The Biotechnology Industry Organization (BIO) and a group of renewable chemical companies and state advocacy organizations today wrote to the chairpersons and ranking members of the House and Senate Committees on Agriculture, urging passage of a five-year Farm Bill that includes the Senate’s language on the Energy Title. Title IX of the Senate-passed version of the Farm Bill (S.954) provides vital mandatory funding to USDA energy programs and grants renewable chemicals companies long-overdue access to the Biorefinery Assistance Program and the Biomass Research and Development Program.

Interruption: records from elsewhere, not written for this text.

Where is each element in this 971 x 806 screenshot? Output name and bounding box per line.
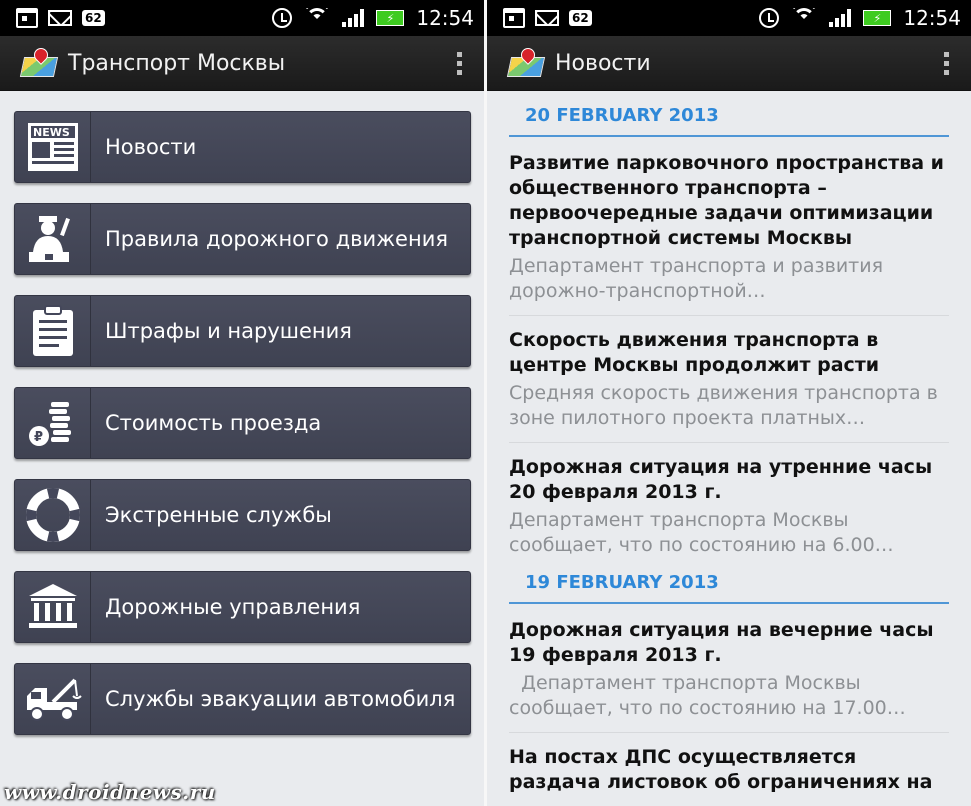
calendar-icon bbox=[503, 8, 525, 28]
action-bar: Транспорт Москвы bbox=[0, 36, 484, 91]
news-item[interactable]: На постах ДПС осуществляется раздача лис… bbox=[509, 745, 949, 806]
news-item[interactable]: Развитие парковочного пространства и общ… bbox=[509, 151, 949, 316]
alarm-icon bbox=[759, 8, 780, 28]
battery-charging-icon: ⚡ bbox=[376, 10, 405, 26]
menu-item-label: Штрафы и нарушения bbox=[105, 319, 352, 343]
news-description: Департамент транспорта и развития дорожн… bbox=[509, 255, 884, 302]
news-item[interactable]: Дорожная ситуация на утренние часы 20 фе… bbox=[509, 455, 949, 558]
svg-text:₽: ₽ bbox=[34, 430, 43, 445]
tow-truck-icon bbox=[15, 664, 91, 734]
signal-icon bbox=[342, 9, 365, 27]
date-section-header: 20 FEBRUARY 2013 bbox=[509, 91, 949, 137]
svg-text:NEWS: NEWS bbox=[33, 126, 70, 139]
clipboard-icon bbox=[15, 296, 91, 366]
status-bar: 62 ⚡ 12:54 bbox=[0, 0, 484, 36]
wifi-icon bbox=[304, 8, 330, 28]
wifi-icon bbox=[791, 8, 817, 28]
screenshot-composite: 62 ⚡ 12:54 Транспорт Москвы NEWS Новости… bbox=[0, 0, 971, 806]
news-title: Дорожная ситуация на утренние часы 20 фе… bbox=[509, 456, 933, 503]
lifebuoy-icon bbox=[15, 480, 91, 550]
menu-item-tow-services[interactable]: Службы эвакуации автомобиля bbox=[14, 663, 471, 735]
menu-item-traffic-rules[interactable]: Правила дорожного движения bbox=[14, 203, 471, 275]
app-map-icon[interactable] bbox=[506, 45, 546, 78]
news-description: Департамент транспорта Москвы сообщает, … bbox=[509, 509, 894, 556]
news-description: Департамент транспорта Москвы сообщает, … bbox=[509, 672, 906, 719]
menu-item-road-departments[interactable]: Дорожные управления bbox=[14, 571, 471, 643]
news-description: Средняя скорость движения транспорта в з… bbox=[509, 382, 938, 429]
screen-title: Новости bbox=[555, 50, 651, 76]
news-title: Дорожная ситуация на вечерние часы 19 фе… bbox=[509, 619, 934, 666]
notification-count-badge: 62 bbox=[569, 10, 592, 26]
date-section-header: 19 FEBRUARY 2013 bbox=[509, 558, 949, 604]
watermark: www.droidnews.ru bbox=[4, 780, 216, 804]
main-menu-screen: 62 ⚡ 12:54 Транспорт Москвы NEWS Новости… bbox=[0, 0, 484, 806]
news-title: На постах ДПС осуществляется раздача лис… bbox=[509, 746, 933, 793]
menu-item-label: Правила дорожного движения bbox=[105, 227, 448, 251]
menu-item-fines[interactable]: Штрафы и нарушения bbox=[14, 295, 471, 367]
newspaper-icon: NEWS bbox=[15, 112, 91, 182]
menu-item-news[interactable]: NEWS Новости bbox=[14, 111, 471, 183]
main-menu: NEWS Новости Правила дорожного движения … bbox=[0, 91, 484, 735]
status-bar: 62 ⚡ 12:54 bbox=[487, 0, 971, 36]
clock: 12:54 bbox=[903, 6, 961, 30]
menu-item-label: Дорожные управления bbox=[105, 595, 361, 619]
news-title: Развитие парковочного пространства и общ… bbox=[509, 152, 944, 249]
clock: 12:54 bbox=[416, 6, 474, 30]
calendar-icon bbox=[16, 8, 38, 28]
menu-item-label: Службы эвакуации автомобиля bbox=[105, 687, 456, 711]
traffic-officer-icon bbox=[15, 204, 91, 274]
menu-item-label: Новости bbox=[105, 135, 197, 159]
app-map-icon[interactable] bbox=[19, 45, 59, 78]
coins-icon: ₽ bbox=[15, 388, 91, 458]
mail-icon bbox=[535, 10, 559, 26]
signal-icon bbox=[829, 9, 852, 27]
menu-item-fare[interactable]: ₽ Стоимость проезда bbox=[14, 387, 471, 459]
menu-item-label: Экстренные службы bbox=[105, 503, 332, 527]
news-screen: 62 ⚡ 12:54 Новости 20 FEBRUARY 2013 Разв… bbox=[487, 0, 971, 806]
alarm-icon bbox=[272, 8, 293, 28]
news-item[interactable]: Скорость движения транспорта в центре Мо… bbox=[509, 328, 949, 443]
menu-item-emergency[interactable]: Экстренные службы bbox=[14, 479, 471, 551]
news-title: Скорость движения транспорта в центре Мо… bbox=[509, 329, 880, 376]
overflow-menu-icon[interactable] bbox=[938, 48, 955, 79]
news-list: 20 FEBRUARY 2013 Развитие парковочного п… bbox=[487, 91, 971, 806]
menu-item-label: Стоимость проезда bbox=[105, 411, 322, 435]
battery-charging-icon: ⚡ bbox=[863, 10, 892, 26]
mail-icon bbox=[48, 10, 72, 26]
action-bar: Новости bbox=[487, 36, 971, 91]
notification-count-badge: 62 bbox=[82, 10, 105, 26]
news-item[interactable]: Дорожная ситуация на вечерние часы 19 фе… bbox=[509, 618, 949, 733]
building-columns-icon bbox=[15, 572, 91, 642]
app-title: Транспорт Москвы bbox=[68, 50, 286, 76]
overflow-menu-icon[interactable] bbox=[451, 48, 468, 79]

Fifty renewable chemical companies and associated trade organizations signed the first letter, which read in part:

“As leading domestic biomanufacturing businesses and supporting organizations, we urge you to support strong rural energy and biobased economy policies in the Farm Bill conference report. In particular, we ask that you include in the conference report Title IX of the Senate-passed Agriculture Reform, Food, and Jobs Act of 2013, S. 954, which reauthorizes rural energy and biobased economy programs through 2018, provides $900 million in mandatory funding for core Title IX programs, and makes key policy improvements that will allow the renewable chemical and biobased products sectors to continue on its trajectory of growth.”

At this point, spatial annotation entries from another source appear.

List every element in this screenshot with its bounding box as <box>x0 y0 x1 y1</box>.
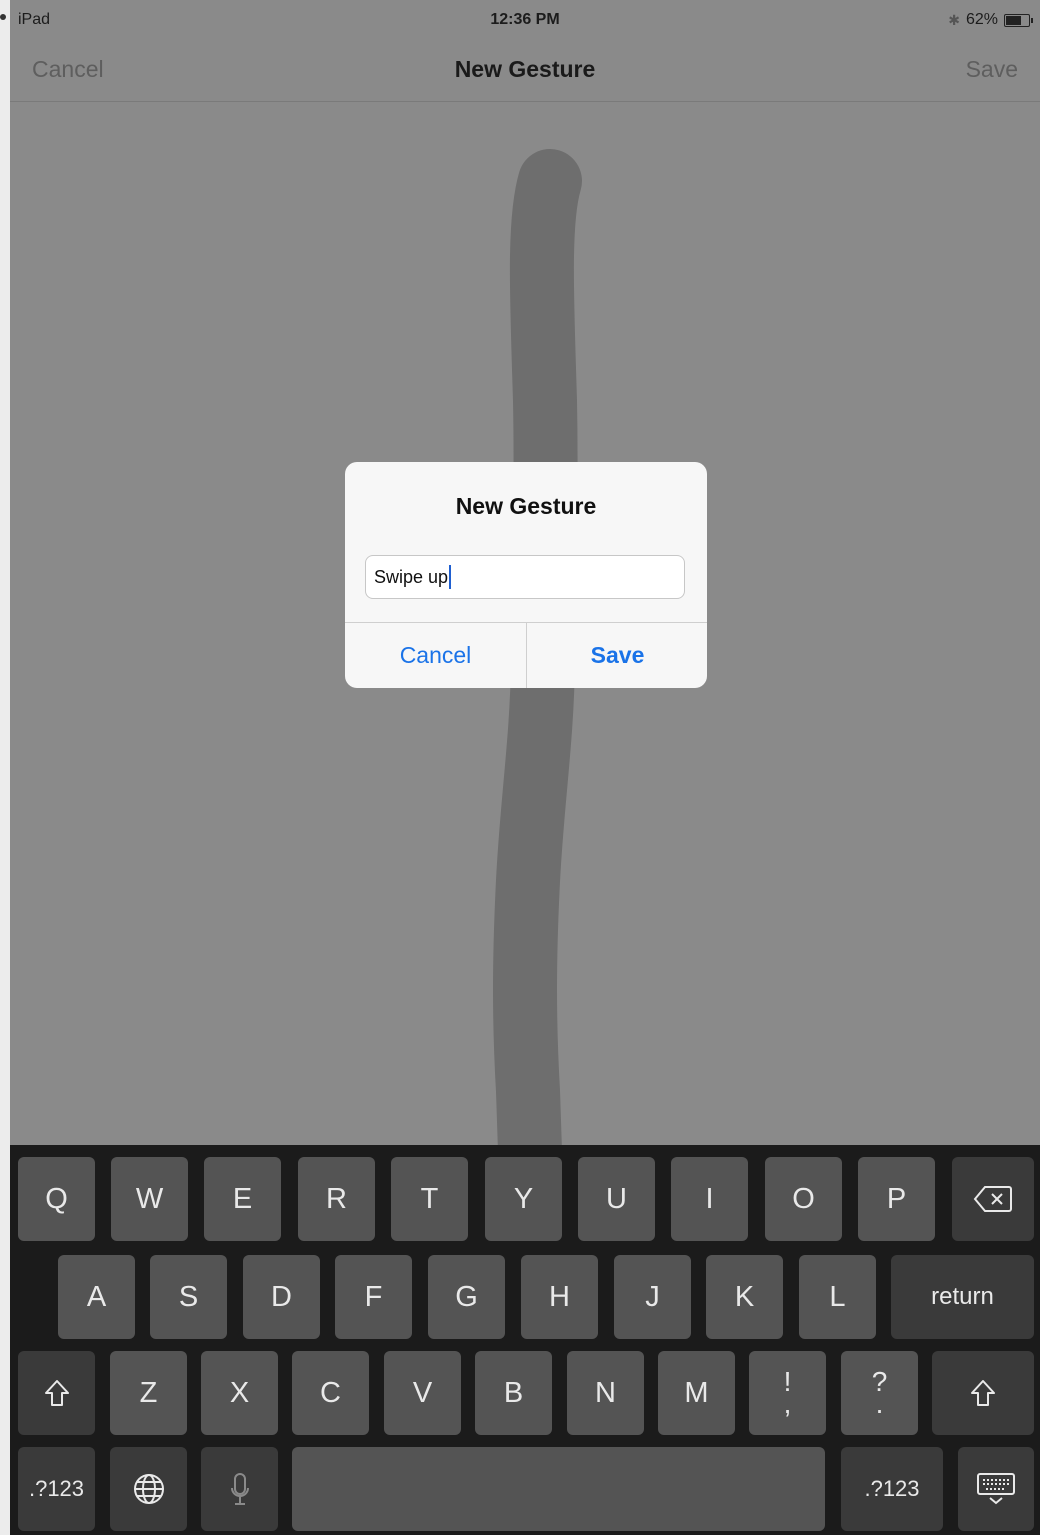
shift-right-key[interactable] <box>932 1351 1034 1435</box>
shift-icon <box>971 1380 995 1406</box>
status-bar: iPad 12:36 PM ✱ 62% <box>10 0 1040 40</box>
numbers-left-key[interactable]: .?123 <box>18 1447 95 1531</box>
key-p[interactable]: P <box>858 1157 935 1241</box>
new-gesture-dialog: New Gesture Swipe up Cancel Save <box>345 462 707 688</box>
key-exclaim-comma[interactable]: ! , <box>749 1351 826 1435</box>
status-right: ✱ 62% <box>948 11 1033 29</box>
key-c[interactable]: C <box>292 1351 369 1435</box>
backspace-icon <box>973 1186 1012 1212</box>
shift-icon <box>44 1380 69 1406</box>
nav-title: New Gesture <box>454 56 596 82</box>
key-w[interactable]: W <box>111 1157 188 1241</box>
key-k[interactable]: K <box>706 1255 783 1339</box>
key-x[interactable]: X <box>201 1351 278 1435</box>
key-a[interactable]: A <box>58 1255 135 1339</box>
key-j[interactable]: J <box>614 1255 691 1339</box>
delete-key[interactable] <box>952 1157 1034 1241</box>
key-period-label: . <box>875 1388 884 1419</box>
key-t[interactable]: T <box>391 1157 468 1241</box>
key-l[interactable]: L <box>799 1255 876 1339</box>
dialog-title: New Gesture <box>455 493 597 519</box>
keyboard: Q W E R T Y U I O P A S D F G H J K L re… <box>10 1145 1040 1535</box>
key-e[interactable]: E <box>204 1157 281 1241</box>
navigation-bar: Cancel New Gesture Save <box>10 40 1040 102</box>
dictation-key[interactable] <box>201 1447 278 1531</box>
dismiss-keyboard-key[interactable] <box>958 1447 1034 1531</box>
return-key[interactable]: return <box>891 1255 1034 1339</box>
key-b[interactable]: B <box>475 1351 552 1435</box>
globe-key[interactable] <box>110 1447 187 1531</box>
key-question-period[interactable]: ? . <box>841 1351 918 1435</box>
key-y[interactable]: Y <box>485 1157 562 1241</box>
key-n[interactable]: N <box>567 1351 644 1435</box>
dialog-cancel-button[interactable]: Cancel <box>345 623 526 688</box>
key-o[interactable]: O <box>765 1157 842 1241</box>
space-bar[interactable] <box>292 1447 825 1531</box>
battery-fill <box>1006 15 1021 25</box>
key-i[interactable]: I <box>671 1157 748 1241</box>
key-s[interactable]: S <box>150 1255 227 1339</box>
shift-left-key[interactable] <box>18 1351 95 1435</box>
battery-percent: 62% <box>965 11 998 28</box>
text-caret <box>449 565 452 589</box>
numbers-right-key[interactable]: .?123 <box>841 1447 943 1531</box>
microphone-icon <box>230 1473 249 1505</box>
nav-save-button[interactable]: Save <box>966 56 1018 83</box>
location-dot-icon <box>0 14 6 20</box>
gesture-name-value: Swipe up <box>374 566 449 587</box>
key-q[interactable]: Q <box>18 1157 95 1241</box>
app-screen: iPad 12:36 PM ✱ 62% Cancel New Gesture S… <box>10 0 1040 1535</box>
key-z[interactable]: Z <box>110 1351 187 1435</box>
key-r[interactable]: R <box>298 1157 375 1241</box>
key-d[interactable]: D <box>243 1255 320 1339</box>
left-edge-strip <box>0 0 10 1535</box>
key-f[interactable]: F <box>335 1255 412 1339</box>
battery-icon <box>1004 13 1033 27</box>
key-v[interactable]: V <box>384 1351 461 1435</box>
gesture-name-input[interactable]: Swipe up <box>365 555 685 599</box>
key-comma-label: , <box>783 1388 792 1419</box>
dialog-save-button[interactable]: Save <box>527 623 707 688</box>
globe-icon <box>133 1474 164 1504</box>
keyboard-dismiss-icon <box>977 1473 1015 1505</box>
key-g[interactable]: G <box>428 1255 505 1339</box>
key-m[interactable]: M <box>658 1351 735 1435</box>
clock: 12:36 PM <box>490 11 560 28</box>
key-h[interactable]: H <box>521 1255 598 1339</box>
bluetooth-icon: ✱ <box>948 11 960 28</box>
key-u[interactable]: U <box>578 1157 655 1241</box>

BIO separately wrote to the Committee chairpersons and ranking minority members to emphasize the request for a new five-year Farm Bill, rather than another one-year extension:

“The current extension, which was signed into law early in 2013 and will expire on September 30, provides no mandatory funding for Title IX energy programs and contains no key renewable chemical reforms. The lack of certainty associated with a short-term Farm Bill extension is a disincentive to investors and to biotechnology company leaders seeking to make lasting business decisions that will create U.S. jobs and reinvigorate America’s manufacturing sector.”

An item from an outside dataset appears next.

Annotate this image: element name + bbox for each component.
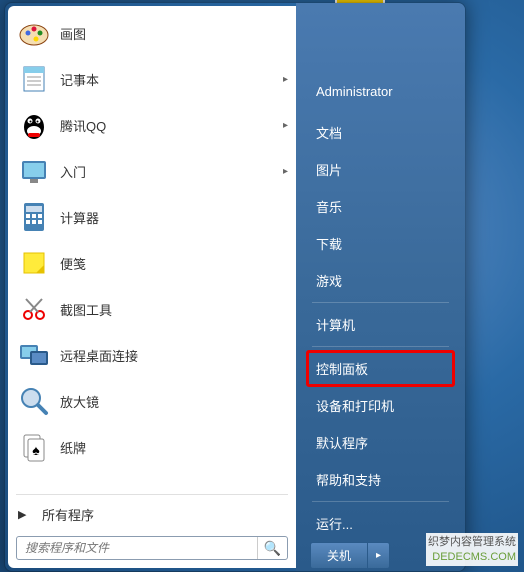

The Senate-passed Agriculture Reform, Food, and Jobs Act of 2013 (S.954) contains well-thought-out and balanced improvements to: (1) provide long-overdue eligibility to renewable chemicals under the Section 9003 Biorefinery Assistance Program and Section 9007 Biomass Research and Development Program; and (2) strengthen the Biobased Markets Program to accelerate market awareness of biomanufacturing technologies.